Who needs UFE/UAE and what are its contraindications?
If you have asymptomatic fibroids (fibroids that do not cause you symptoms) you do not have to have UFE or other treatment for them.

Some women ask to have UFE because they wish to lose weight. Well, although the return to normal size of a womb massively enlarged and grotesquely distorted by many fibroids is likely to come with some weight loss, this is likely to be marginal and will happen slowly over time. Remember that the fibroids do not evaporate into thin air over night after UFE; they took time to grow and will take time to shrink. So I do not flash the image of rapid weight loss as an inviting wand of promise to women seeking UFE for that purpose.

Many young women have symptomatic uterine fibroids and wish to keep their wombs because they are not yet done with having children or have not had any yet. They wish to know the likelihood of becoming pregnant after UFE. The jury is still out on this issue and I do not promise my patients the reward of improved fecundity after UFE. I know, however, that many women have become pregnant after UFE, carried their fetuses to term, and birthed uneventfully. I have had a few in my practice.

Perhaps UFE is best for the woman who is approaching menopause but saddled with the problem of torrential or difficult menstrual blood loss. Since we know that menopause will usher in relief of her symptoms, UFE, instead of hysterectomy, for her problem seems wiser given its simplicity; here UFE serves a bridging role into menopause.

The uterine arteries may be embolized for many other uterine bleeding problems, for instance, post-partum hemorrhage and adenomyosis of the uterus. However, the success rate of UAE for stopping bleeding due to adenomyosis in my experience is much lower than it is for symptomatic uterine fibroids (vide supra). Adenomyosis may coexist with fibroids, which is one other reason I obtain MRI of the pelvis for all my patients.
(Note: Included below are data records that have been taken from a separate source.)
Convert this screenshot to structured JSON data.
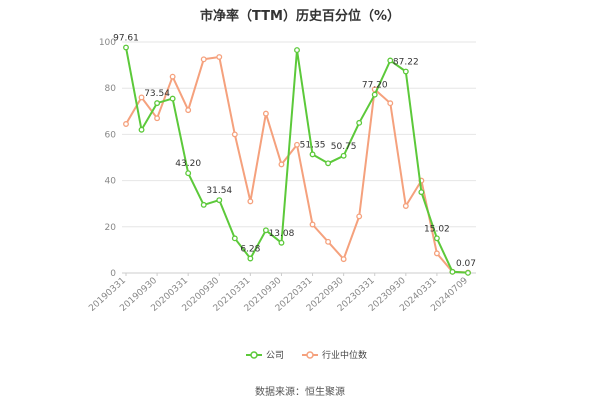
{
  "chart_data": {
    "type": "line",
    "title": "市净率（TTM）历史百分位（%）",
    "source": "数据来源：恒生聚源",
    "ylim": [
      0,
      100
    ],
    "yticks": [
      0,
      20,
      40,
      60,
      80,
      100
    ],
    "grid": true,
    "legend_position": "bottom",
    "x": [
      "20190331",
      "20190630",
      "20190930",
      "20191231",
      "20200331",
      "20200630",
      "20200930",
      "20201231",
      "20210331",
      "20210630",
      "20210930",
      "20211231",
      "20220331",
      "20220630",
      "20220930",
      "20221231",
      "20230331",
      "20230630",
      "20230930",
      "20231231",
      "20240331",
      "20240630",
      "20240709"
    ],
    "x_tick_labels": [
      "20190331",
      "20190930",
      "20200331",
      "20200930",
      "20210331",
      "20210930",
      "20220331",
      "20220930",
      "20230331",
      "20230930",
      "20240331",
      "20240709"
    ],
    "series": [
      {
        "name": "公司",
        "color": "#5cc93a",
        "values": [
          97.61,
          62,
          73.54,
          75.5,
          43.2,
          29.5,
          31.54,
          15,
          6.28,
          18.5,
          13.08,
          96.5,
          51.35,
          47.5,
          50.75,
          65,
          77.2,
          92,
          87.22,
          35,
          15.02,
          0.5,
          0.07
        ]
      },
      {
        "name": "行业中位数",
        "color": "#f5a17d",
        "values": [
          64.5,
          76,
          67,
          85,
          70.5,
          92.5,
          93.5,
          60,
          31,
          69,
          47,
          55.5,
          21,
          13.5,
          6,
          24.5,
          79.5,
          73.5,
          29,
          40,
          8.5,
          0.5,
          0.2
        ]
      }
    ],
    "data_labels": [
      {
        "series": 0,
        "index": 0,
        "text": "97.61"
      },
      {
        "series": 0,
        "index": 2,
        "text": "73.54"
      },
      {
        "series": 0,
        "index": 4,
        "text": "43.20"
      },
      {
        "series": 0,
        "index": 6,
        "text": "31.54"
      },
      {
        "series": 0,
        "index": 8,
        "text": "6.28"
      },
      {
        "series": 0,
        "index": 10,
        "text": "13.08"
      },
      {
        "series": 0,
        "index": 12,
        "text": "51.35"
      },
      {
        "series": 0,
        "index": 14,
        "text": "50.75"
      },
      {
        "series": 0,
        "index": 16,
        "text": "77.20"
      },
      {
        "series": 0,
        "index": 18,
        "text": "87.22"
      },
      {
        "series": 0,
        "index": 20,
        "text": "15.02"
      },
      {
        "series": 0,
        "index": 22,
        "text": "0.07"
      }
    ]
  }
}
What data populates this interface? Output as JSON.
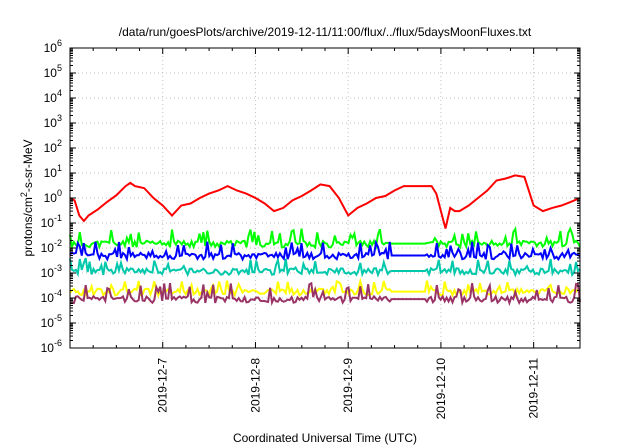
{
  "chart_data": {
    "type": "line",
    "title": "/data/run/goesPlots/archive/2019-12-11/11:00/flux/../flux/5daysMoonFluxes.txt",
    "xlabel": "Coordinated Universal Time (UTC)",
    "ylabel": {
      "base": "protons/cm",
      "sup": "2",
      "rest": "-s-sr-MeV"
    },
    "yscale": "log",
    "ylim_exp": [
      -6,
      6
    ],
    "yticks": [
      {
        "base": "10",
        "exp": "-6"
      },
      {
        "base": "10",
        "exp": "-5"
      },
      {
        "base": "10",
        "exp": "-4"
      },
      {
        "base": "10",
        "exp": "-3"
      },
      {
        "base": "10",
        "exp": "-2"
      },
      {
        "base": "10",
        "exp": "-1"
      },
      {
        "base": "10",
        "exp": "0"
      },
      {
        "base": "10",
        "exp": "1"
      },
      {
        "base": "10",
        "exp": "2"
      },
      {
        "base": "10",
        "exp": "3"
      },
      {
        "base": "10",
        "exp": "4"
      },
      {
        "base": "10",
        "exp": "5"
      },
      {
        "base": "10",
        "exp": "6"
      }
    ],
    "xlim_days": [
      6.0,
      11.5
    ],
    "xticks": [
      {
        "label": "2019-12-7",
        "day": 7
      },
      {
        "label": "2019-12-8",
        "day": 8
      },
      {
        "label": "2019-12-9",
        "day": 9
      },
      {
        "label": "2019-12-10",
        "day": 10
      },
      {
        "label": "2019-12-11",
        "day": 11
      }
    ],
    "grid": true,
    "series": [
      {
        "color": "#ff0000",
        "x": [
          6.0,
          6.05,
          6.1,
          6.15,
          6.2,
          6.3,
          6.4,
          6.5,
          6.6,
          6.65,
          6.7,
          6.8,
          6.9,
          7.0,
          7.1,
          7.2,
          7.3,
          7.4,
          7.5,
          7.6,
          7.7,
          7.8,
          7.9,
          8.0,
          8.1,
          8.2,
          8.3,
          8.4,
          8.5,
          8.6,
          8.7,
          8.8,
          8.9,
          9.0,
          9.1,
          9.2,
          9.3,
          9.4,
          9.5,
          9.6,
          9.7,
          9.8,
          9.9,
          9.95,
          10.0,
          10.05,
          10.1,
          10.15,
          10.2,
          10.3,
          10.4,
          10.5,
          10.6,
          10.7,
          10.8,
          10.9,
          11.0,
          11.1,
          11.2,
          11.3,
          11.4,
          11.5
        ],
        "y": [
          1.0,
          0.8,
          0.2,
          0.12,
          0.2,
          0.35,
          0.7,
          1.3,
          3.0,
          4.0,
          3.0,
          2.5,
          1.0,
          0.5,
          0.2,
          0.5,
          0.6,
          1.0,
          1.5,
          2.0,
          3.0,
          2.0,
          1.5,
          1.0,
          0.6,
          0.3,
          0.4,
          0.8,
          1.2,
          2.0,
          3.5,
          3.0,
          1.0,
          0.2,
          0.4,
          0.6,
          1.0,
          1.2,
          2.0,
          3.0,
          3.0,
          3.0,
          3.0,
          1.5,
          0.3,
          0.06,
          0.4,
          0.3,
          0.3,
          0.5,
          1.0,
          2.0,
          5.0,
          6.0,
          8.0,
          7.0,
          0.5,
          0.3,
          0.4,
          0.5,
          0.7,
          1.0
        ]
      },
      {
        "color": "#00ff00",
        "base": 0.015,
        "spike": 0.06,
        "seed": 11
      },
      {
        "color": "#00c8aa",
        "base": 0.0012,
        "spike": 0.004,
        "seed": 23
      },
      {
        "color": "#0000ff",
        "base": 0.005,
        "spike": 0.018,
        "seed": 37
      },
      {
        "color": "#ffff00",
        "base": 0.00018,
        "spike": 0.0005,
        "seed": 53
      },
      {
        "color": "#993366",
        "base": 9e-05,
        "spike": 0.0004,
        "seed": 71
      }
    ]
  }
}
It is prudent for the patient and the physician to be aware of the likelihood of treatment failure before embarking on applying UAE for adenomyosis. My approach to this issue is to present the facts to the patient, help her understand that hysterectomy may be used as a fall-back alternative in the event of UAE failure, and let her decide what option to choose.

Abnormal uterine or vaginal bleeding in a menopausal woman should not be treated with UFE, but investigated and its reason determined. Such bleeding may be ominous.

What are the complications of UFE/UAE?
The risks or complications of UFE are few. Since it is done with conscious sedation, the risks associated with general anesthesia do not exist. Since there are no major incisions, the risks associated with wound infection are absent, although the uterus may become infected after embolization. This is preventable and treatable with antibiotics. There may be complications at the puncture site (bleeding, hematoma, infection, finger numbness or paresthesia), all of which are rare, preventable, and treatable.  Another rare and preventable complication is the unintentional flow of the embolization particles to other arteries resulting in tissue ischemia or infarction. Minor non-target embolization of a well-vascularized area may not cause major problems, whereas more serious occurrence may be problematic and is best avoided by attention to embolization technique.